CLARE MOLETA

Luminosity

The city I grew up in doesn’t live there anymore. The juice ran out and left a husk on the edge of the world. They shot movies there for a while when there was still fuel for entertainments: sci-fi, post-apocalyptic, anything in the cowboy genre. And documentaries, the cautionary kind, until nobody needed to learn that lesson anymore.

When I think of it now it’s not as a place but as a location. Shiny and quiet with the wind blowing through. Sand drifts in under door ledges and everything tastes of salt.

My brother told me once if you’re on the open sea you can suck juice from a fish’s eye or fluid from its spinal column. The point being there are all kinds of ways to get water. As my city dried they drained the reservoirs, dammed the rivers, milked the artesian basin. They weighed up the ocean and built desalination plants at four billion dollars each. Four billion dollars was a solution then. It didn’t matter, the whole state was riding the back of China’s new empire. Mining and construction couldn’t get enough labour, every week there were new veins. People came west from all over and anyone who owned a house woke up a millionaire.

I’d moved away by then but I watched on TV when company men in hard hats predicted a thirty-year boom. The city I’d left behind was the future and it glistened in splendid isolation on the world’s frontier.

‘In the distance,’ marvelled the voiceover, ‘you can glimpse its shining spires.’

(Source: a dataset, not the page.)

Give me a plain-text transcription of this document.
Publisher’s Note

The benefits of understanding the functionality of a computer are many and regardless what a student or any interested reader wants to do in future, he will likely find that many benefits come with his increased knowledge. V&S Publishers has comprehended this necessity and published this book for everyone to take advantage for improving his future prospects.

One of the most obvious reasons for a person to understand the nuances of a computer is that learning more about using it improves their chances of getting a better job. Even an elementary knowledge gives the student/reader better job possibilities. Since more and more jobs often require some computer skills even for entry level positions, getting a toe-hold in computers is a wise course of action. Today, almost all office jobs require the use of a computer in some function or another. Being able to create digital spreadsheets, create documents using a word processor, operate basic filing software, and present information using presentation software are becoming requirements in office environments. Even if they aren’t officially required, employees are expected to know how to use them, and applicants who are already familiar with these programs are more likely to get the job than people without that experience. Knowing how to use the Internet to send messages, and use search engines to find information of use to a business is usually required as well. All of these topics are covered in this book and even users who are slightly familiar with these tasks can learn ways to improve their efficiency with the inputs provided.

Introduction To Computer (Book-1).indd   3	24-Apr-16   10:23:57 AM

‘Yeah, both of them,’ said my brother.

He called it a pop-up town; a minor place so obsessed with reinvention that everything you remembered was already something else. When I attempted nostalgia on the phone he wouldn’t comply. That all-night deli on the highway was long gone, he said. It was a building site for a while, then a servo, a café, a building site again. I’d been away less than two years.

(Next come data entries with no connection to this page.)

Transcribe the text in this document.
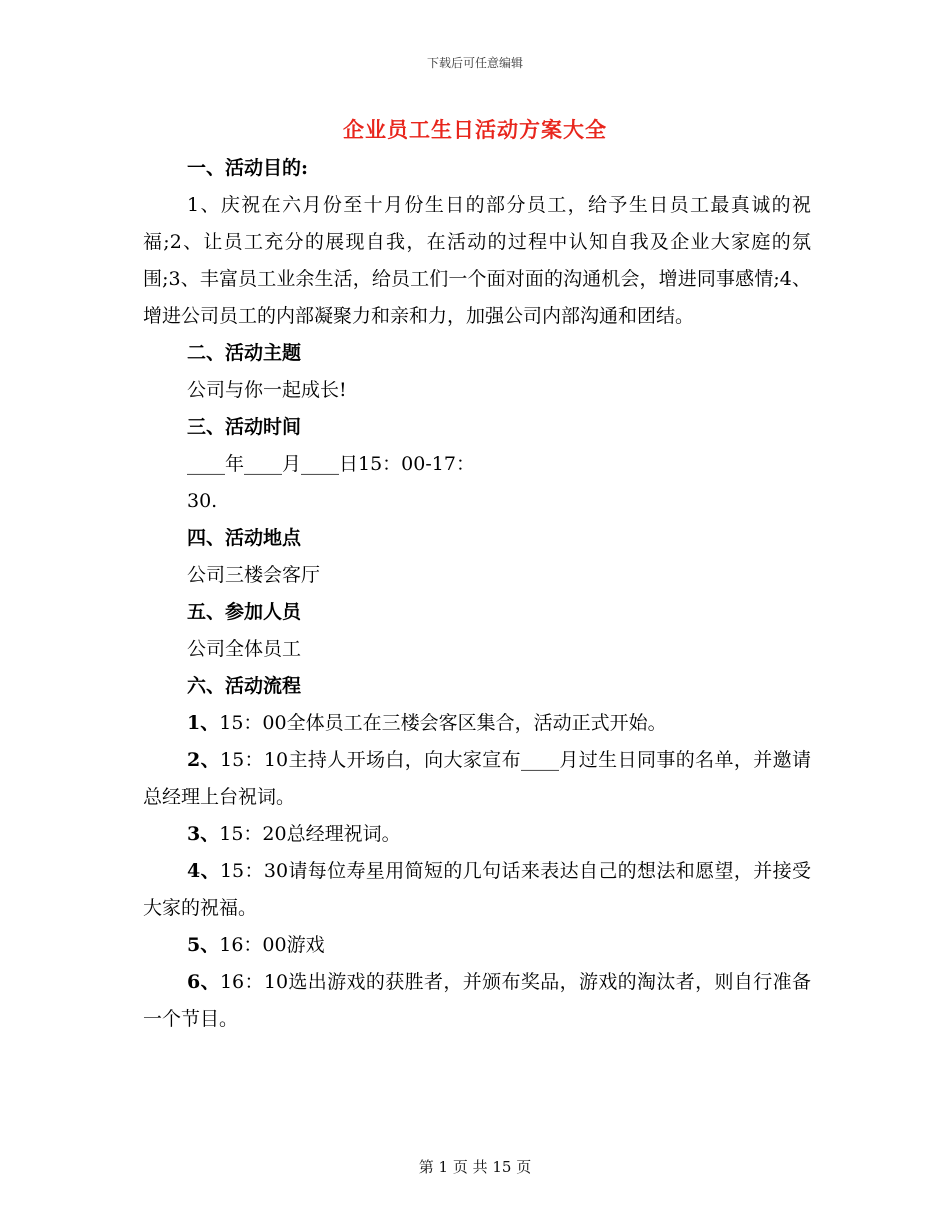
下载后可任意编辑
企业员工生日活动方案大全
一、活动目的:

1、庆祝在六月份至十月份生日的部分员工，给予生日员工最真诚的祝福;2、让员工充分的展现自我，在活动的过程中认知自我及企业大家庭的氛围;3、丰富员工业余生活，给员工们一个面对面的沟通机会，增进同事感情;4、增进公司员工的内部凝聚力和亲和力，加强公司内部沟通和团结。

二、活动主题

公司与你一起成长!

三、活动时间

____年____月____日15：00-17：

30.

四、活动地点

公司三楼会客厅

五、参加人员

公司全体员工

六、活动流程

1、15：00全体员工在三楼会客区集合，活动正式开始。

2、15：10主持人开场白，向大家宣布____月过生日同事的名单，并邀请总经理上台祝词。

3、15：20总经理祝词。

4、15：30请每位寿星用简短的几句话来表达自己的想法和愿望，并接受大家的祝福。

5、16：00游戏

6、16：10选出游戏的获胜者，并颁布奖品，游戏的淘汰者，则自行准备一个节目。

第 1 页 共 15 页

It wasn’t clear to me then why my brother stayed. Much later, when nobody was home in our hometown and he was just another refugee with a phone card, he talked with the same calm disregard about queues and queue-jumpers, rations, riots and the progress of his resettlement claim. I had sponsored him but with so much demand and neither of us rich, the chances weren’t good. His voice sounded parched though he denied it. Our conversations gave me nightmares in which his skin blistered and he choked on sand. But I listened to him and remembered a school holiday in the wheat-belt, before the salt took it back. They’d been waiting a long time for rain and then it came in time to save the crop. I stood in the top paddock with my friend’s family and watched the first fat drops shatter the dust.

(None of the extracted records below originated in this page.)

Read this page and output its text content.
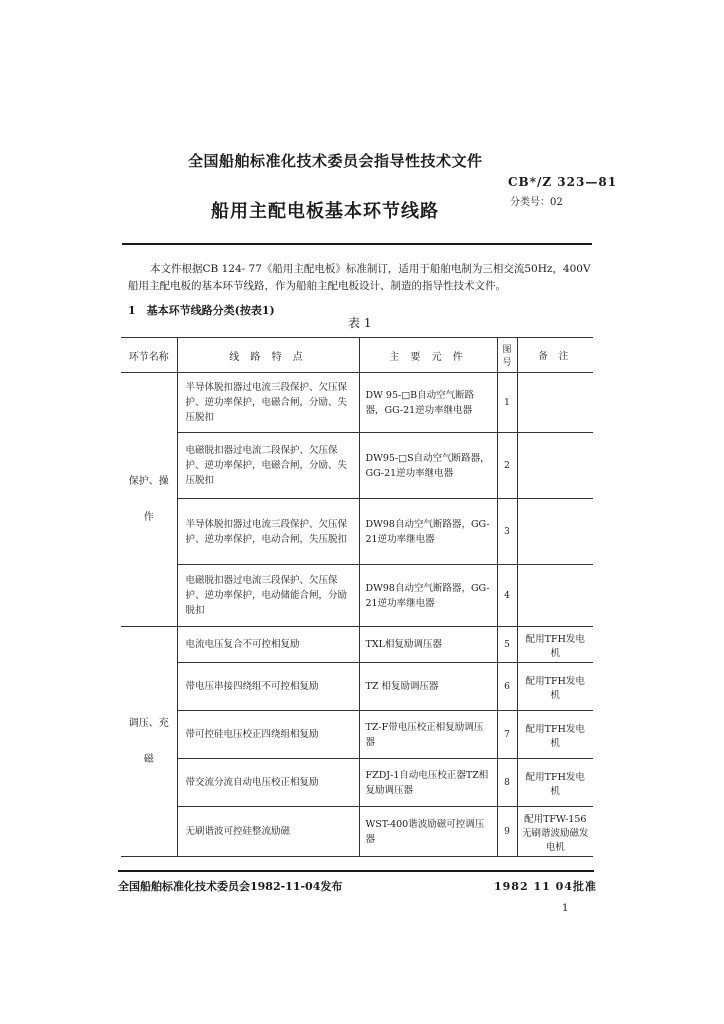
全国船舶标准化技术委员会指导性技术文件
CB*/Z 323—81
分类号：02
船用主配电板基本环节线路
本文件根据CB 124- 77《船用主配电板》标准制订，适用于船舶电制为三相交流50Hz，400V船用主配电板的基本环节线路，作为船舶主配电板设计、制造的指导性技术文件。
1　基本环节线路分类(按表1)
表 1
环节名称	线 路 特 点	主 要 元 件	图号	备 注
保护、操作	半导体脱扣器过电流三段保护、欠压保护、逆功率保护，电磁合闸，分励、失压脱扣	DW 95-□B自动空气断路器，GG-21逆功率继电器	1	
	电磁脱扣器过电流二段保护、欠压保护、逆功率保护，电磁合闸，分励、失压脱扣	DW95-□S自动空气断路器，GG-21逆功率继电器	2	
	半导体脱扣器过电流三段保护、欠压保护、逆功率保护，电动合闸，失压脱扣	DW98自动空气断路器，GG-21逆功率继电器	3	
	电磁脱扣器过电流三段保护、欠压保护、逆功率保护，电动储能合闸，分励脱扣	DW98自动空气断路器，GG-21逆功率继电器	4	
调压、充磁	电流电压复合不可控相复励	TXL相复励调压器	5	配用TFH发电机
	带电压串接四绕组不可控相复励	TZ 相复励调压器	6	配用TFH发电机
	带可控硅电压校正四绕组相复励	TZ-F带电压校正相复励调压器	7	配用TFH发电机
	带交流分流自动电压校正相复励	FZDJ-1自动电压校正器TZ相复励调压器	8	配用TFH发电机
	无刷谐波可控硅整流励磁	WST-400谐波励磁可控调压器	9	配用TFW-156无刷谐波励磁发电机
全国船舶标准化技术委员会1982-11-04发布	1982 11 04批准
1
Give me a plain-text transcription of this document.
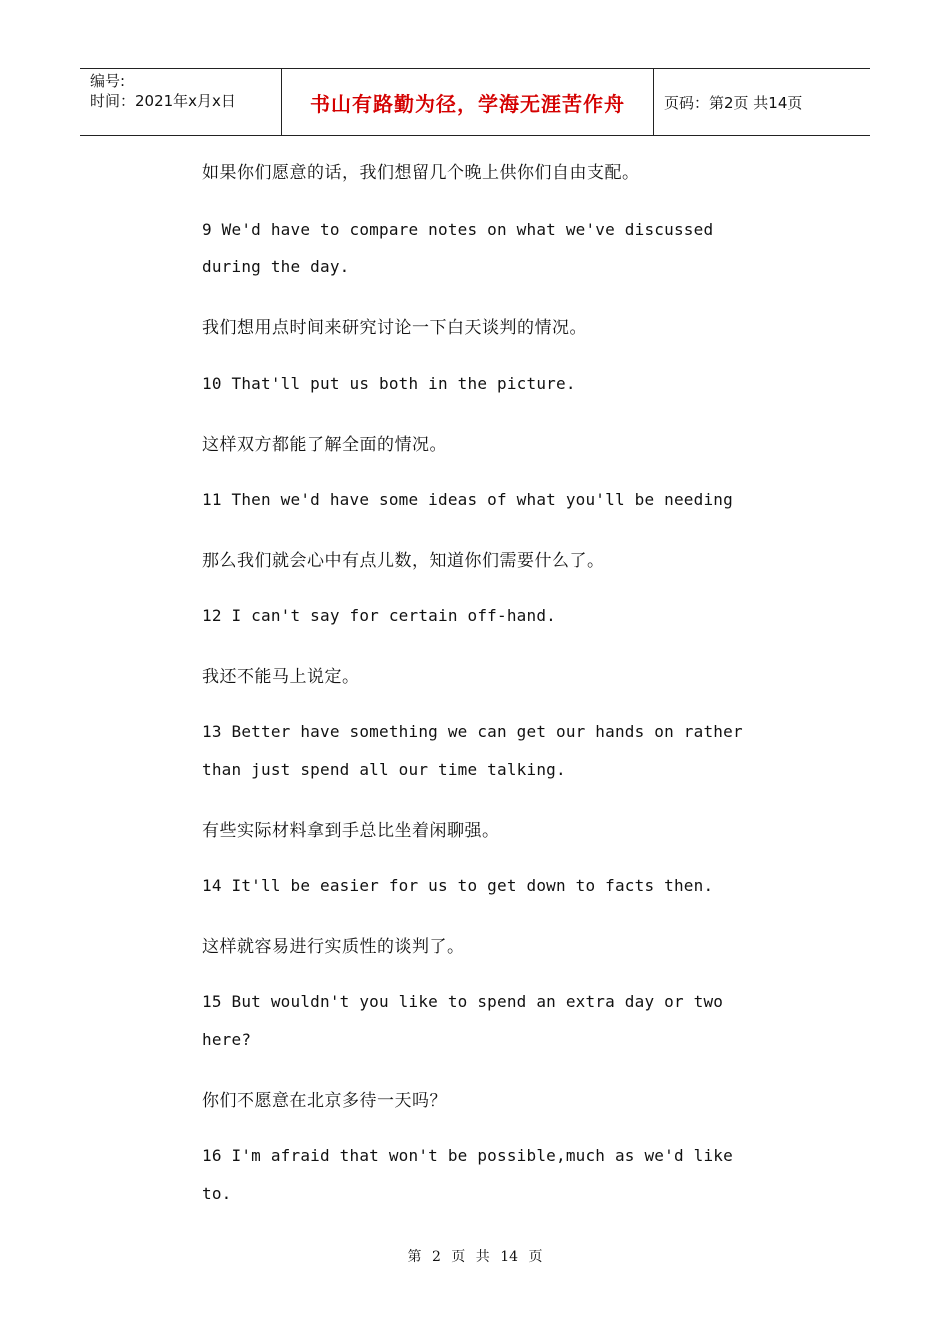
编号:
时间：2021年x月x日	书山有路勤为径，学海无涯苦作舟	页码：第2页 共14页
如果你们愿意的话，我们想留几个晚上供你们自由支配。
9 We'd have to compare notes on what we've discussed
during the day.
我们想用点时间来研究讨论一下白天谈判的情况。
10 That'll put us both in the picture.
这样双方都能了解全面的情况。
11 Then we'd have some ideas of what you'll be needing
那么我们就会心中有点儿数，知道你们需要什么了。
12 I can't say for certain off-hand.
我还不能马上说定。
13 Better have something we can get our hands on rather
than just spend all our time talking.
有些实际材料拿到手总比坐着闲聊强。
14 It'll be easier for us to get down to facts then.
这样就容易进行实质性的谈判了。
15 But wouldn't you like to spend an extra day or two
here?
你们不愿意在北京多待一天吗？
16 I'm afraid that won't be possible,much as we'd like
to.
第 2 页 共 14 页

‘That’s bloody wonderful,’ her father said and wept. I was a child then and afterwards I always sensed that wonder was a wet thing.

As the phone card ran out I thought I heard my brother crying.

‘I’m not,’ he said, ‘nobody cries. It’s just a waste.’

When the old civilisations fell to ruin, nature took them under greenly. The city I grew up in will never be overgrown but it is steadily becoming encrusted. I imagine it a mass of crystal on a dead horizon. Shining indeed.

We imagined all kinds of things when we were young at the world’s outpost; shiny things, more than I could say. But there’s no wonder in me now. No wonder at all.